For the Boston Cream Filling:
- In a medium-sized bowl, whisk together the egg yolks, sugar, and cornstarch. Set aide.
- In a medium-sized saucepan, warm the milk over medium-heat until it comes to a gentle boil.
- Remove the pan from heat and slowly whisk 1 cup of the hot milk into the egg yolk mixture, whisking constantly.
- Return the mixture to the pan containing the remaining milk.
- Place over medium-high heat and cook, whisking constantly, until it comes to a boil. Once boiling, continue to cook, whisking constantly, for 2 minutes, or until very thick.
- Remove from heat. Scrape the bottom and sides of the pan with a spatula, then whisk smooth.
- Whisk in the butter, whisking until completely melted. Then whisk in the vanilla and salt.
- Strain the custard through a fine-mesh sieve and into a medium-sized glass bowl.
- Cover with plastic wrap, pressing the wrap directly onto the surface to avoid a skin forming.

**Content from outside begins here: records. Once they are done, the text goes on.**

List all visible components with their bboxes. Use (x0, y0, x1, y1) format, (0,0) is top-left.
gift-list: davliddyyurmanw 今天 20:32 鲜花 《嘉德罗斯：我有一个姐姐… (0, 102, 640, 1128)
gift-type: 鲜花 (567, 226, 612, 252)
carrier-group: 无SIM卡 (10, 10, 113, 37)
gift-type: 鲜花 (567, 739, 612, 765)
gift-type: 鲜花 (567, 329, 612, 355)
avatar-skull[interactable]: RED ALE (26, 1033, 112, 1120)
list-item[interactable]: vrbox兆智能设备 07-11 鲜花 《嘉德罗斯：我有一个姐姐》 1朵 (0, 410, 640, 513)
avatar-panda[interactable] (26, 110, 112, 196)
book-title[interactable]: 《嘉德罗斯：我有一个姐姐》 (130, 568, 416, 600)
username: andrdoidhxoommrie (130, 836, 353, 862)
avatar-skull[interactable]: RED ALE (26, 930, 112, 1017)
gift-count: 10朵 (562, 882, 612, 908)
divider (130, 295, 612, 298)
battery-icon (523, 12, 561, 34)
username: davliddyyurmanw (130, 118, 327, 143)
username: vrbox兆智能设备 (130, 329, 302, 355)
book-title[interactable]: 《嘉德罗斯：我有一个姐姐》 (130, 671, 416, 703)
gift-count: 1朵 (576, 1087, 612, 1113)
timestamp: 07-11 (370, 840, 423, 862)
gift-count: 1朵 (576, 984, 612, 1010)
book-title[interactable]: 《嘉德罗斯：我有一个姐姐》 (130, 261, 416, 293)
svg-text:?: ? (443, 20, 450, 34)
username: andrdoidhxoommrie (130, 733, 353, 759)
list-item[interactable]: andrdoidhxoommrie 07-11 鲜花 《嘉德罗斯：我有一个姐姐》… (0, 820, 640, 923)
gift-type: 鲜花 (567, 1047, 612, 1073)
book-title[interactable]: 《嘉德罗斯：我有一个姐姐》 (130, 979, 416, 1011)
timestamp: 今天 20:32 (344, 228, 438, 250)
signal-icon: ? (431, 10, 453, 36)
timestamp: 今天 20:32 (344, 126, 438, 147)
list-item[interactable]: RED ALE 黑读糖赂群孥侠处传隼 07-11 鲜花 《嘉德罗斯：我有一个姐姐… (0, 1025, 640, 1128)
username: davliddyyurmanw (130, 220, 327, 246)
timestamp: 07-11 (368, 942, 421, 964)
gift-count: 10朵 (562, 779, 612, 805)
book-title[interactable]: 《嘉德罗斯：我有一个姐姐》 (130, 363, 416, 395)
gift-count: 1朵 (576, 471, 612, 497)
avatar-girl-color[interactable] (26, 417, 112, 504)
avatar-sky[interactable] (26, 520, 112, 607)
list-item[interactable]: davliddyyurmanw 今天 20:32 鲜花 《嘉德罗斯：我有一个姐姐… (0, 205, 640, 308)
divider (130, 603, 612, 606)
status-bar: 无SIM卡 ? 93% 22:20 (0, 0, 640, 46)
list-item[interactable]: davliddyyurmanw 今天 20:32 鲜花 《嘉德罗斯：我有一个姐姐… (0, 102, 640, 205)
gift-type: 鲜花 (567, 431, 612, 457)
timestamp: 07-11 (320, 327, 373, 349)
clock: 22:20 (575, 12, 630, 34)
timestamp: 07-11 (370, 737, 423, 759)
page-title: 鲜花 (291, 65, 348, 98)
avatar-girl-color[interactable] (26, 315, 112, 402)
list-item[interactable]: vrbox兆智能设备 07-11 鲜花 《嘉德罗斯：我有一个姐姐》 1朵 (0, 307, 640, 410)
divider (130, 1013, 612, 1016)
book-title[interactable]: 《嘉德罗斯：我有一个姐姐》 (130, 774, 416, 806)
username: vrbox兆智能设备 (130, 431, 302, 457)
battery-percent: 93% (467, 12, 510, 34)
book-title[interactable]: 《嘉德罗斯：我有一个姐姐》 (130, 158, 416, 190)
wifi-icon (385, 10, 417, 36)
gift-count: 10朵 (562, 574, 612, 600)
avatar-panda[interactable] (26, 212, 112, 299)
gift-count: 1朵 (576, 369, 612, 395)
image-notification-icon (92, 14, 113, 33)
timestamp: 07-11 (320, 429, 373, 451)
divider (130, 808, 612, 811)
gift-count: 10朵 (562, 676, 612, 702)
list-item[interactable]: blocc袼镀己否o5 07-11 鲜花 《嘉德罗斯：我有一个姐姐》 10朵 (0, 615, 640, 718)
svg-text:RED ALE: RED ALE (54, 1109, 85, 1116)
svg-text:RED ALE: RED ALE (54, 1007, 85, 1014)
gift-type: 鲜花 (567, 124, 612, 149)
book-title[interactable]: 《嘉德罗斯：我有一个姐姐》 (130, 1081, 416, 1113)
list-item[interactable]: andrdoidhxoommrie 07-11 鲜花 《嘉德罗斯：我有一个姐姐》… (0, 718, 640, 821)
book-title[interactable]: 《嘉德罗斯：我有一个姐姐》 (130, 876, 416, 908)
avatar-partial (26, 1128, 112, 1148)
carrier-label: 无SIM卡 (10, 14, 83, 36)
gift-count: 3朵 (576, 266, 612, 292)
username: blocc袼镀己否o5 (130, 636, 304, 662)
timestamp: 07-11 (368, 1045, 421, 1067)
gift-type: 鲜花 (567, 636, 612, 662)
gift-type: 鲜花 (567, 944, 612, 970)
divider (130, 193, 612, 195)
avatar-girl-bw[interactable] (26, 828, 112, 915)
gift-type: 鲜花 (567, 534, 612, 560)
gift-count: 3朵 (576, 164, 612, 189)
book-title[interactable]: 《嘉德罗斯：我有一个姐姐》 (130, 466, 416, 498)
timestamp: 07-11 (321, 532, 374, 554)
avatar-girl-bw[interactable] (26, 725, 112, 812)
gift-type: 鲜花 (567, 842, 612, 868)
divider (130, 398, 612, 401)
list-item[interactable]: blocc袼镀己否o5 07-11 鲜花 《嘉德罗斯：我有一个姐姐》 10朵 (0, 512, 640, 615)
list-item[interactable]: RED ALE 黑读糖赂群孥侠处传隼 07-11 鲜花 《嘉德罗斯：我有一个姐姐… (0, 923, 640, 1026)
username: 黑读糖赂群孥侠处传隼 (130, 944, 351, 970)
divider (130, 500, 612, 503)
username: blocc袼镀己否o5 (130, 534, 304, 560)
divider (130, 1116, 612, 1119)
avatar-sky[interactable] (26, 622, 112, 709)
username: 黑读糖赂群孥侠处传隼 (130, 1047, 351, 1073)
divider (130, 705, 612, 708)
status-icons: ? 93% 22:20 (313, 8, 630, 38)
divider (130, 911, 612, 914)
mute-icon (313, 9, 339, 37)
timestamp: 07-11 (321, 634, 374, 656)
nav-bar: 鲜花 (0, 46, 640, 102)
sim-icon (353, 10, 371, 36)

- Cool to room temperature, then place in the refrigerator for at least 2 hours, or until well chilled.
- Boston cream filling will keep, stored in the fridge, for up to 4 days!
- When ready to fill donuts, scrape the filling into a large pastry bag fitted with a small round nozzle.
- Using a large straw, or your pinky finger, make a small hole on the side of each doughnut.
- Carefully fit the nozzle of the bag into a doughnut and squeeze until you see the center begin to puff up. You can add a lot of filling, just be sure not to add so much the donut tears. Repeat with all donuts.
For the Chocolate Glaze:
- Place the finely chopped chocolate (or chocolate chips) in a medium-sized heatproof bowl. Set aside.
- Warm the cream over medium heat until it comes to a boil. Add in the espresso powder, if using, and whisk smooth.
- Pour the cream over the chopped chocolate and let it sit for 1 minute, then whisk smooth.
- Dip the top of each donut into the glaze, allowing excess chocolate to drip off before placing it on a large serving platter. Repeat with all donuts. Allow glaze to set, about 20 minutes. You can speed this up by placing the donuts in the fridge.
- Donuts are best served the day they are made. Store leftovers in the fridge, wrapped in saran wrap, for up to 48 hours.